Comment êtes-vous entré dans la magie ? À quand remonte votre premier déclic ?
J’ai commencé la magie très jeune, je dirai autour de cinq ou six ans, mais pour être tout à fait franc, je ne me souviens pas de mes débuts, en revanche, ce que je sais, c’est que je ne me souviens pas ne pas pratiquer la magie ! En tout cas personne autour de moi à l’époque ne pratiquait cet art. Peut-être avais-je vu un spectacle à l’école, ou un numéro à la télévision ?
Quand avez-vous franchi le premier pas et comment avez-vous appris ?
Toujours est-il que j’ai commandé une boîte de magie à Noël, et que j’en ai reçu deux : une petite boîte de chez Ravensburger (avec un Jeu Nudiste, des jetons avec coquille, des petits gobelets…) et une boîte plus importante quelques années suivantes : Magie Parade de Gérard Majax. Ensuite sont venues des visites régulières à la Boutique Mayette Magie Moderne, à la fin des années 1980. J’ai ensuite adhéré à un club Magie à l’École Centrale, où j’ai pu découvrir une approche bien plus conviviale et moins « solo ». J’ai également adhéré à la FFAP en 1994-1995, où j’ai d’ailleurs rencontré Gérard Majax. J’ai ensuite découvert les cassettes d’apprentissage de Dominique Duvivier, lorsqu’il a repris la boutique Mayette.
Quelles sont les personnes ou les opportunités qui vous ont aidé. À l’inverse, un évènement vous a-t-il freiné ?
La principale opportunité fut la conjonction de plusieurs évènements : le fait d’être encouragé par une amie à écrire un spectacle et à monter sur scène. Ce spectacle fut gravé sur un DVD. Et un mail envoyé à Dominique Duvivier à la suite d’une de ses conférences (il y a environ quinze ans) pour lui déclarer l’admiration pour l’approche qu’il a développée de l’art magique, et l’ampleur qu’il a su donner à cette discipline. J’ai eu la chance d’avoir non seulement une réponse de sa part, en plus d’une proposition de pouvoir bénéficier de cours particuliers, et suite au visionnage du DVD dont je parlais tout à l’heure, la proposition de jouer au Double Fond. Proposition dont je ne suis toujours pas remis plus de dix ans après !
Cette caution a été un véritable déclic : l’intérêt qu’il a su porter à mon travail, à mon écriture, ses précieux conseils, la convivialité, la bienveillance et la générosité avec laquelle il m’a accueilli ont créé une sorte de tsunami en moi.

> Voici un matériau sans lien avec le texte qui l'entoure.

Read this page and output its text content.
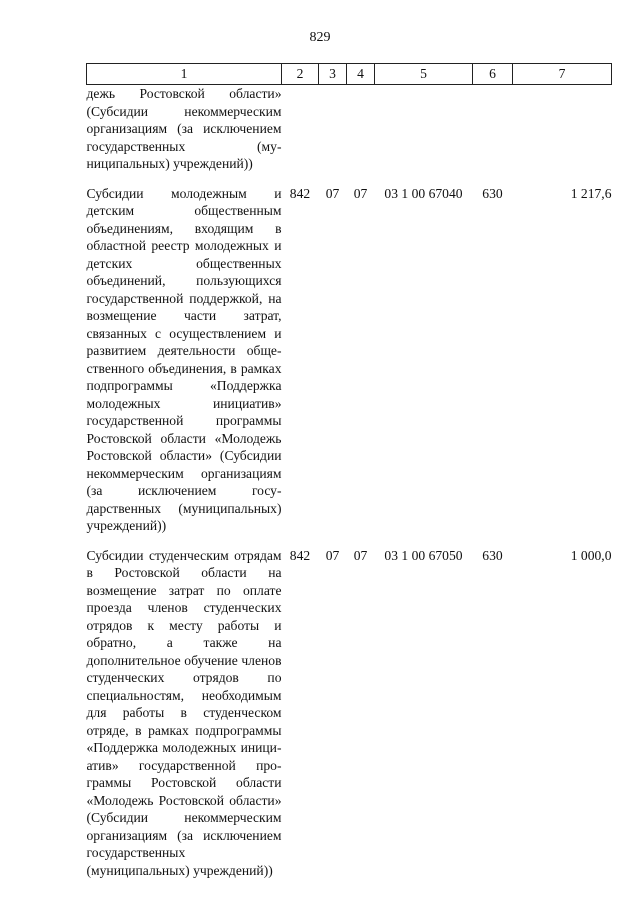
829
1	2	3	4	5	6	7
дежь Ростовской области» (Субсидии некоммерческим организациям (за исключением государственных (муниципальных) учреждений))						

Субсидии молодежным и детским общественным объединениям, входящим в областной реестр молодежных и детских общественных объединений, пользующихся государственной поддержкой, на возмещение части затрат, связанных с осуществлением и развитием деятельности общественного объединения, в рамках подпрограммы «Поддержка молодежных инициатив» государственной программы Ростовской области «Молодежь Ростовской области» (Субсидии некоммерческим организациям (за исключением государственных (муниципальных) учреждений))	842	07	07	03 1 00 67040	630	1 217,6

Субсидии студенческим отрядам в Ростовской области на возмещение затрат по оплате проезда членов студенческих отрядов к месту работы и обратно, а также на дополнительное обучение членов студенческих отрядов по специальностям, необходимым для работы в студенческом отряде, в рамках подпрограммы «Поддержка молодежных инициатив» государственной программы Ростовской области «Молодежь Ростовской области» (Субсидии некоммерческим организациям (за исключением государственных (муниципальных) учреждений))	842	07	07	03 1 00 67050	630	1 000,0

Finalement, je me rends compte que ce sont des rencontres qui ont été des déclics successifs, et que mon principal frein était ma peur (peur d’échouer, ou peut-être de réussir, manque de légitimité, que sais-je), le manque de confiance en soi, en somme. C’est vraiment le regard des autres qui m’a permis de dépasser des obstacles imaginaires pour en faire des tremplins.
Quels sont vos domaines de compétence ? Dans quelles conditions travaillez-vous ? Parlez-nous de vos créations, spectacles et numéros.

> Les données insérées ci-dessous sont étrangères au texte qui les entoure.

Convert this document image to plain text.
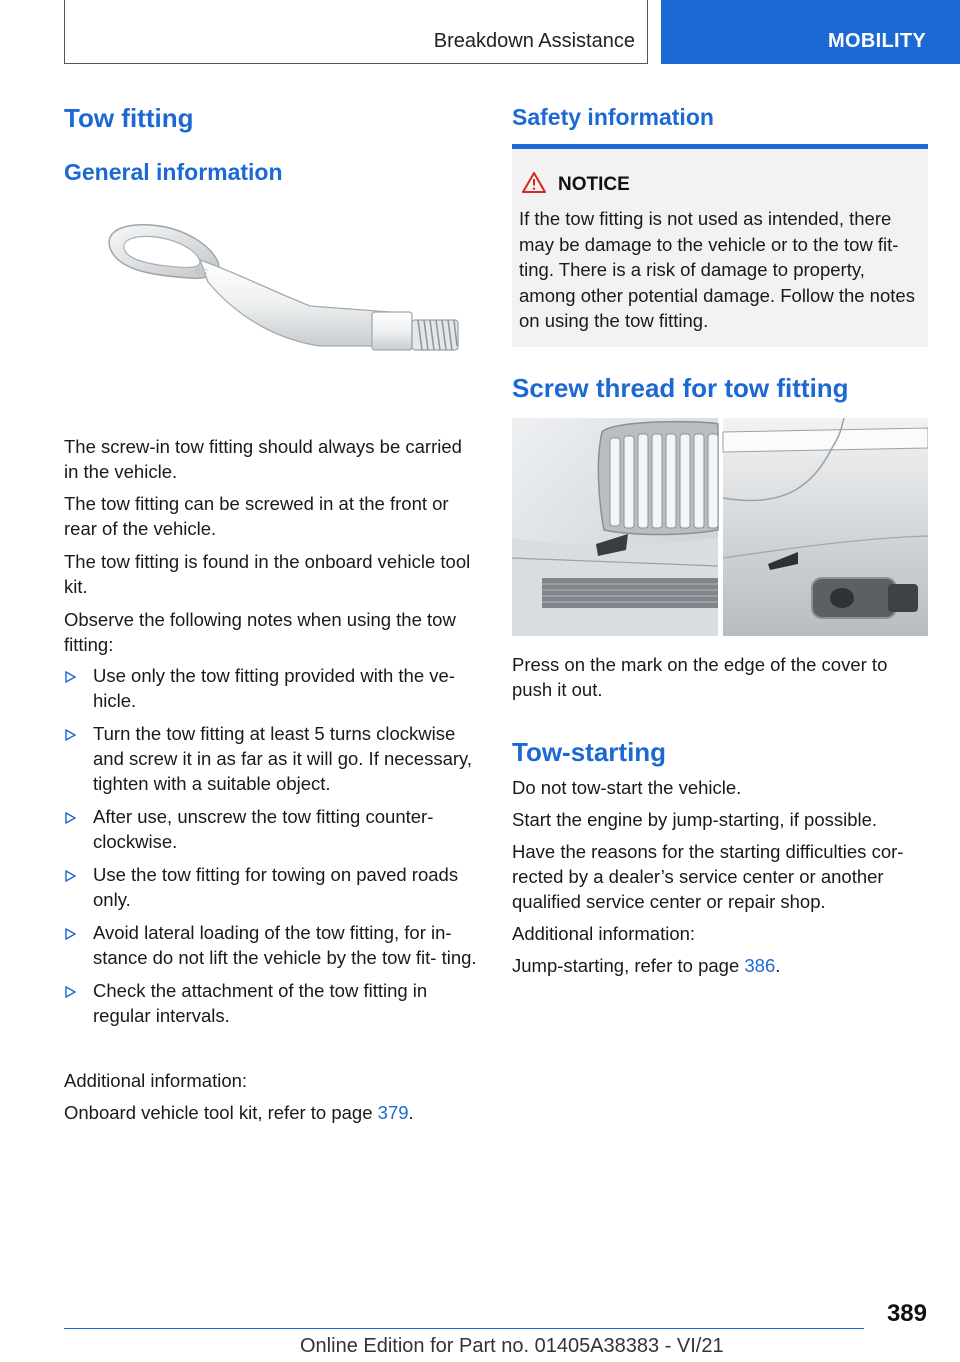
Breakdown Assistance	MOBILITY
Tow fitting
General information
BG

The screw-in tow fitting should always be carried in the vehicle.

The tow fitting can be screwed in at the front or rear of the vehicle.

The tow fitting is found in the onboard vehicle tool kit.

Observe the following notes when using the tow fitting:

Use only the tow fitting provided with the ve‐ hicle.
Turn the tow fitting at least 5 turns clockwise and screw it in as far as it will go. If necessary, tighten with a suitable object.
After use, unscrew the tow fitting counter‐ clockwise.
Use the tow fitting for towing on paved roads only.
Avoid lateral loading of the tow fitting, for in‐ stance do not lift the vehicle by the tow fit‐ ting.
Check the attachment of the tow fitting in regular intervals.

Additional information:

Onboard vehicle tool kit, refer to page 379.

Safety information
NOTICE
If the tow fitting is not used as intended, there may be damage to the vehicle or to the tow fit‐ ting. There is a risk of damage to property, among other potential damage. Follow the notes on using the tow fitting.
Screw thread for tow fitting

Press on the mark on the edge of the cover to push it out.

Tow-starting

Do not tow-start the vehicle.

Start the engine by jump-starting, if possible.

Have the reasons for the starting difficulties cor‐ rected by a dealer’s service center or another qualified service center or repair shop.

Additional information:

Jump-starting, refer to page 386.

389
Online Edition for Part no. 01405A38383 - VI/21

Je suis passionné par la magie de table (close-up), j’adore le format interactif, comme le spectacle Labyrinthe que je joue au Double Fond depuis plus de dix ans. Je pratique aussi le table en table, même si je trouve ce format un peu frustrant, dans la mesure, où l’expression artistique passe un peu au second plan, au profit de l’efficacité (d’ailleurs ce serait un bon objet de débat : qu’est-ce qu’être efficace en table en table ?) Je qualifierai mes spectacles de sorte de « discussions au coin du feu », comme si j’étais spectateur avec eux et de magie « à objets », en effet j’utilise très peu d’accessoires magiques, au profit d’objets chinés, collectionnés et piochés dans mes tiroirs et sur mes étagères. Il faut aussi préciser que j’enseigne également l’histoire et qu’une approche ludique, culturelle, artistique ou historique me parle énormément.
Pouvez-vous nous parler de votre conférence « Magistoric » sur l’art magique au Moyen Âge ?

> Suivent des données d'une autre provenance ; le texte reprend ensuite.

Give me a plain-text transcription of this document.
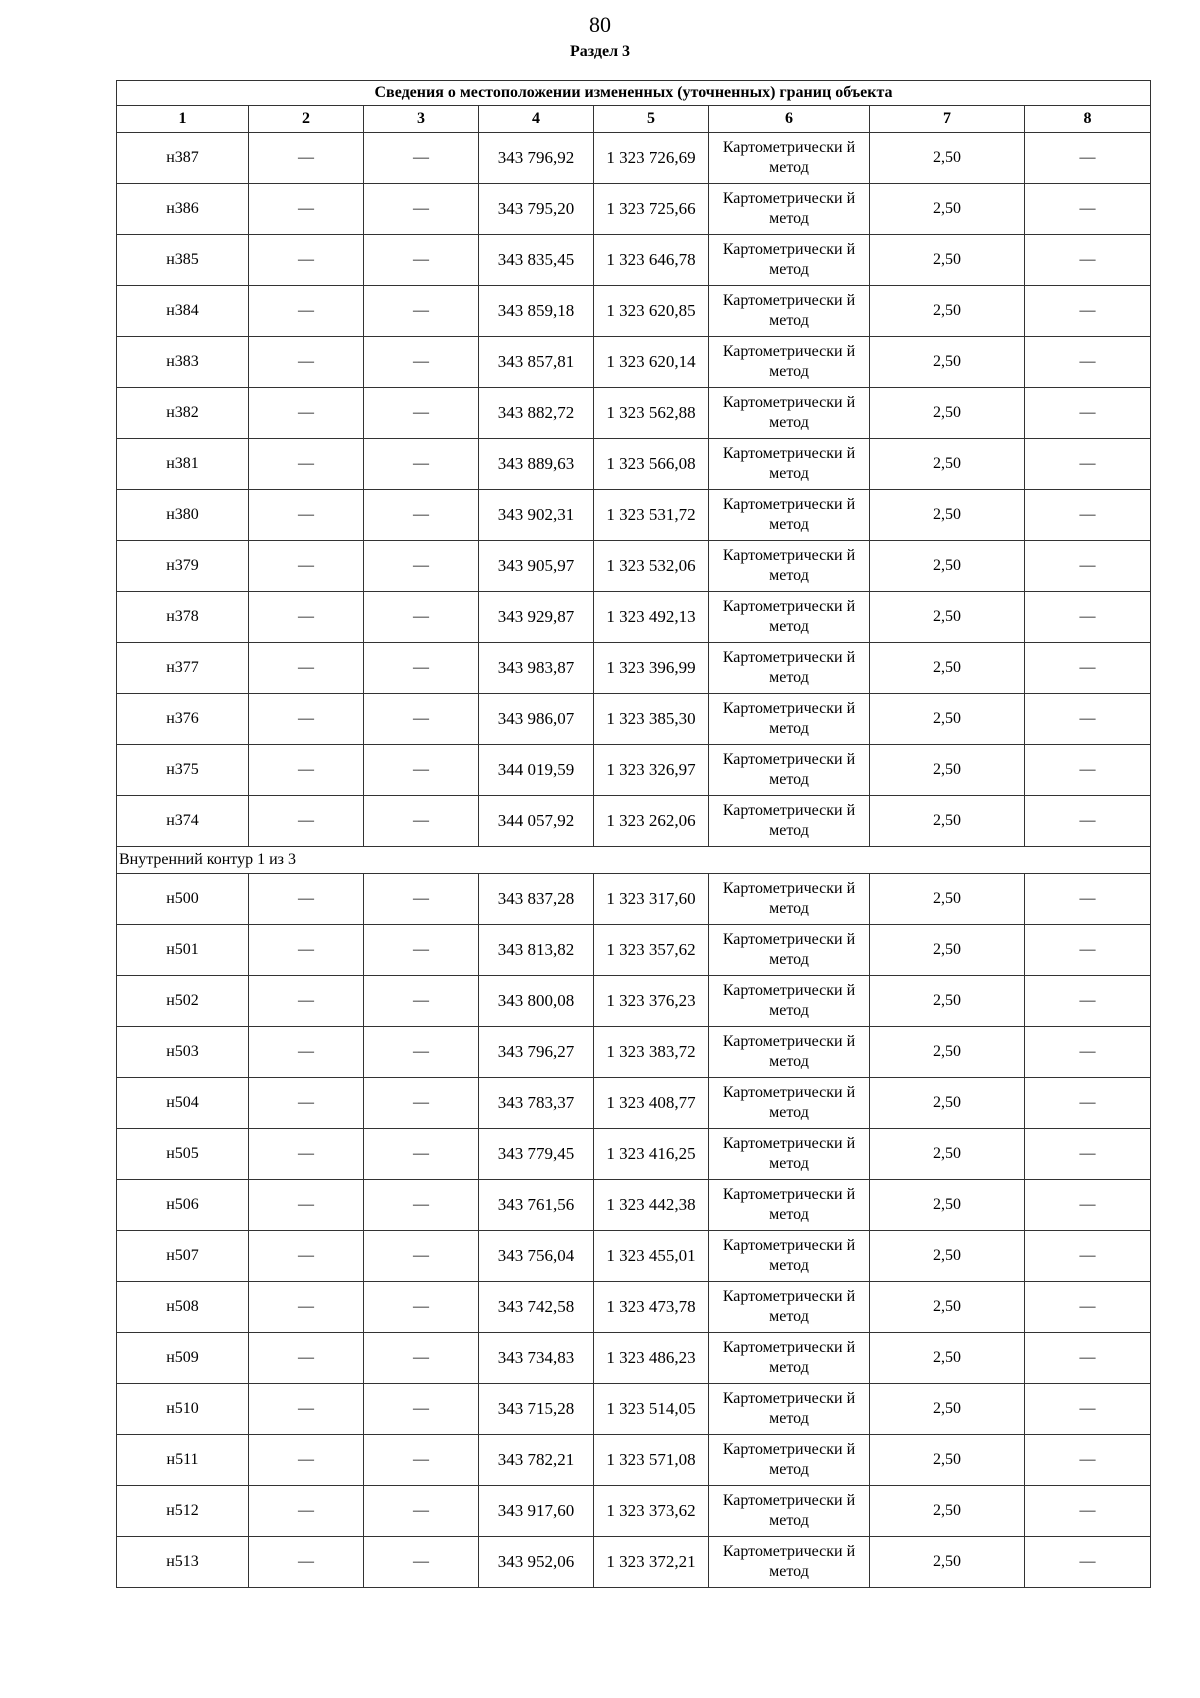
80
Раздел 3
Сведения о местоположении измененных (уточненных) границ объекта							
1	2	3	4	5	6	7	8
н387	—	—	343 796,92	1 323 726,69	Картометрически й метод	2,50	—
н386	—	—	343 795,20	1 323 725,66	Картометрически й метод	2,50	—
н385	—	—	343 835,45	1 323 646,78	Картометрически й метод	2,50	—
н384	—	—	343 859,18	1 323 620,85	Картометрически й метод	2,50	—
н383	—	—	343 857,81	1 323 620,14	Картометрически й метод	2,50	—
н382	—	—	343 882,72	1 323 562,88	Картометрически й метод	2,50	—
н381	—	—	343 889,63	1 323 566,08	Картометрически й метод	2,50	—
н380	—	—	343 902,31	1 323 531,72	Картометрически й метод	2,50	—
н379	—	—	343 905,97	1 323 532,06	Картометрически й метод	2,50	—
н378	—	—	343 929,87	1 323 492,13	Картометрически й метод	2,50	—
н377	—	—	343 983,87	1 323 396,99	Картометрически й метод	2,50	—
н376	—	—	343 986,07	1 323 385,30	Картометрически й метод	2,50	—
н375	—	—	344 019,59	1 323 326,97	Картометрически й метод	2,50	—
н374	—	—	344 057,92	1 323 262,06	Картометрически й метод	2,50	—
Внутренний контур 1 из 3							
н500	—	—	343 837,28	1 323 317,60	Картометрически й метод	2,50	—
н501	—	—	343 813,82	1 323 357,62	Картометрически й метод	2,50	—
н502	—	—	343 800,08	1 323 376,23	Картометрически й метод	2,50	—
н503	—	—	343 796,27	1 323 383,72	Картометрически й метод	2,50	—
н504	—	—	343 783,37	1 323 408,77	Картометрически й метод	2,50	—
н505	—	—	343 779,45	1 323 416,25	Картометрически й метод	2,50	—
н506	—	—	343 761,56	1 323 442,38	Картометрически й метод	2,50	—
н507	—	—	343 756,04	1 323 455,01	Картометрически й метод	2,50	—
н508	—	—	343 742,58	1 323 473,78	Картометрически й метод	2,50	—
н509	—	—	343 734,83	1 323 486,23	Картометрически й метод	2,50	—
н510	—	—	343 715,28	1 323 514,05	Картометрически й метод	2,50	—
н511	—	—	343 782,21	1 323 571,08	Картометрически й метод	2,50	—
н512	—	—	343 917,60	1 323 373,62	Картометрически й метод	2,50	—
н513	—	—	343 952,06	1 323 372,21	Картометрически й метод	2,50	—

Ce concept est né d’une rencontre avec une libraire, qui m’avait proposé d’intervenir dans sa boutique, et étant moi-même grand lecteur, je trouvais très inspirant le fait d’être entouré de livres, et de créer des numéros sur l’histoire de l’art magique (magie au Moyen Âge, au XIXe siècle, littérature et spiritisme, la magie chez Jérôme Bosch, etc.)
Vous êtes l’auteur d’un tout nouvel ouvrage Kleroterion aux éditions Le Cabinet d’Illusions. Pourquoi, quand et comment est né ce projet ? Quel en est son concept et ses applications ?
Ce concept est né il y a une quinzaine d’années lorsque j’ai voulu écrire mon premier spectacle, n’ayant jusqu’alors pratiqué que le table en table. Je voulais trouver un moyen fiable, ludique qui m’assurerait d’être original, créatif, et surtout varié sur plus d’une heure de spectacle. Kleroterion a connu plusieurs formes : cases à cocher, papiers à piocher avant de devenir un jeu de cartes qui existe désormais.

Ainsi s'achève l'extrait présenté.